Search Engines

Introduction

Search Engine refers to a huge database of internet resources such as web pages, newsgroups, programs, images etc. It helps to locate information on World Wide Web.

User can search for any information by passing query in form of keywords or phrase. It then searches for relevant information in its database and return to the user.

Search Engine Components

Generally there are three basic components of a search engine as listed below:

Web Crawler
Database
Search Interfaces

Web crawler

It is also known as spider or bots. It is a software component that traverses the web to gather information.

Database

All the information on the web is stored in database. It consists of huge web resources.

Search Interfaces

This component is an interface between user and the database. It helps the user to search through the database.

Search Engine Working

Web crawler, database and the search interface are the major component of a search engine that actually makes search engine to work. Search engines make use of Boolean expression AND, OR, NOT to restrict and widen the results of a search. Following are the steps that are performed by the search engine:

The search engine looks for the keyword in the index for predefined database instead of going directly to the web to search for the keyword.
It then uses software to search for the information in the database. This software component is known as web crawler.
Once web crawler finds the pages, the search engine then shows the relevant web pages as a result. These retrieved web pages generally include title of page, size of text portion, first several sentences etc.

These search criteria may vary from one search engine to the other. The retrieved information is ranked according to various factors such as frequency of keywords, relevancy of information, links etc.

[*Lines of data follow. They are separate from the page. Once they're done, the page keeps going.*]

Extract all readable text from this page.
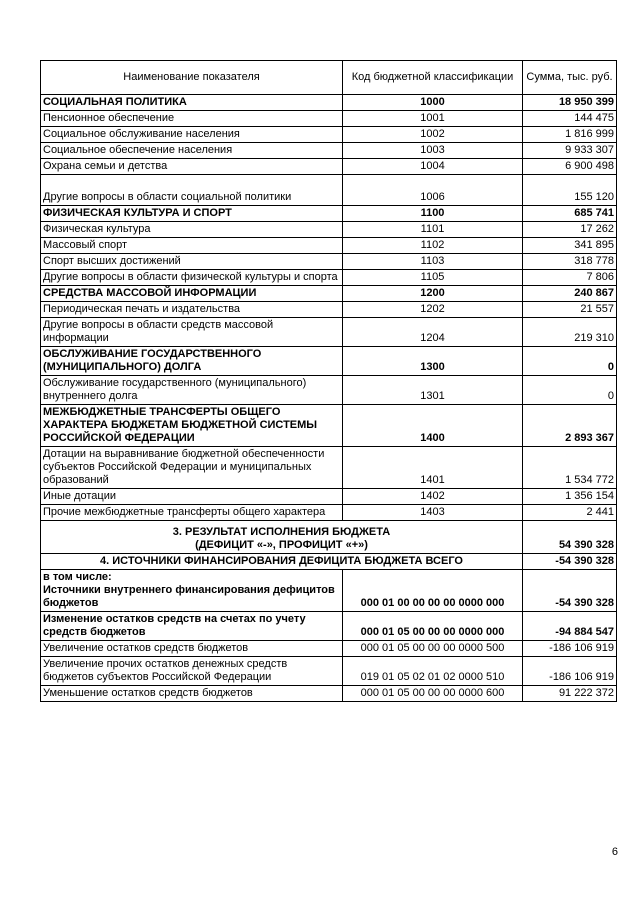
Наименование показателя	Код бюджетной классификации	Сумма, тыс. руб.

СОЦИАЛЬНАЯ ПОЛИТИКА	1000	18 950 399

Пенсионное обеспечение	1001	144 475

Социальное обслуживание населения	1002	1 816 999

Социальное обеспечение населения	1003	9 933 307

Охрана семьи и детства	1004	6 900 498

Другие вопросы в области социальной политики	1006	155 120

ФИЗИЧЕСКАЯ КУЛЬТУРА И СПОРТ	1100	685 741

Физическая культура	1101	17 262

Массовый спорт	1102	341 895

Спорт высших достижений	1103	318 778

Другие вопросы в области физической культуры и спорта	1105	7 806

СРЕДСТВА МАССОВОЙ ИНФОРМАЦИИ	1200	240 867

Периодическая печать и издательства	1202	21 557

Другие вопросы в области средств массовой информации	1204	219 310

ОБСЛУЖИВАНИЕ ГОСУДАРСТВЕННОГО (МУНИЦИПАЛЬНОГО) ДОЛГА	1300	0

Обслуживание государственного (муниципального) внутреннего долга	1301	0

МЕЖБЮДЖЕТНЫЕ ТРАНСФЕРТЫ ОБЩЕГО ХАРАКТЕРА БЮДЖЕТАМ БЮДЖЕТНОЙ СИСТЕМЫ РОССИЙСКОЙ ФЕДЕРАЦИИ	1400	2 893 367

Дотации на выравнивание бюджетной обеспеченности субъектов Российской Федерации и муниципальных образований	1401	1 534 772

Иные дотации	1402	1 356 154

Прочие межбюджетные трансферты общего характера	1403	2 441

3. РЕЗУЛЬТАТ ИСПОЛНЕНИЯ БЮДЖЕТА
(ДЕФИЦИТ «-», ПРОФИЦИТ «+»)		54 390 328
4. ИСТОЧНИКИ ФИНАНСИРОВАНИЯ ДЕФИЦИТА БЮДЖЕТА ВСЕГО		-54 390 328

в том числе:
Источники внутреннего финансирования дефицитов бюджетов	000 01 00 00 00 00 0000 000	-54 390 328

Изменение остатков средств на счетах по учету средств бюджетов	000 01 05 00 00 00 0000 000	-94 884 547

Увеличение остатков средств бюджетов	000 01 05 00 00 00 0000 500	-186 106 919

Увеличение прочих остатков денежных средств бюджетов субъектов Российской Федерации	019 01 05 02 01 02 0000 510	-186 106 919

Уменьшение остатков средств бюджетов	000 01 05 00 00 00 0000 600	91 222 372
6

User can click on any of the search results to open it.

Architecture

The search engine architecture comprises of the three basic layers listed below:

Content collection and refinement.
Search core
User and application interfaces

Search Engine Processing

Indexing Process

Indexing process comprises of the following three tasks:

Text acquisition
Text transformation
Index creation

Text acquisition

It identifies and stores documents for indexing.

Text Transformation

It transforms document into index terms or features.

Index Creation

It takes index terms created by text transformations and create data structures to suport fast searching.

Query Process

Query process comprises of the following three tasks:

User interaction
Ranking
Evaluation

User interaction

It supporst creation and refinement of user query and displays the results.

Ranking

It uses query and indexes to create ranked list of documents.

Evaluation

It monitors and measures the effectiveness and efficiency. It is done offline.

Examples

Following are the several search engines available today:

Search Engine	Description
Google	It was originally called BackRub. It is the most popular search engine globally.
Bing	It was launched in 2009 by Microsoft. It is the latest web-based search engine that also delivers Yahoo’s results.
Ask	It was launched in 1996 and was originally known as Ask Jeeves. It includes support for match, dictionary, and conversation question.
AltaVista	It was launched by Digital Equipment Corporation in 1995. Since 2003, it is powered by Yahoo technology.
AOL.Search	It is powered by Google.
LYCOS	It is top 5 internet portal and 13th largest online property according to Media Matrix.
Alexa	It is subsidiary of Amazon and used for providing website traffic information.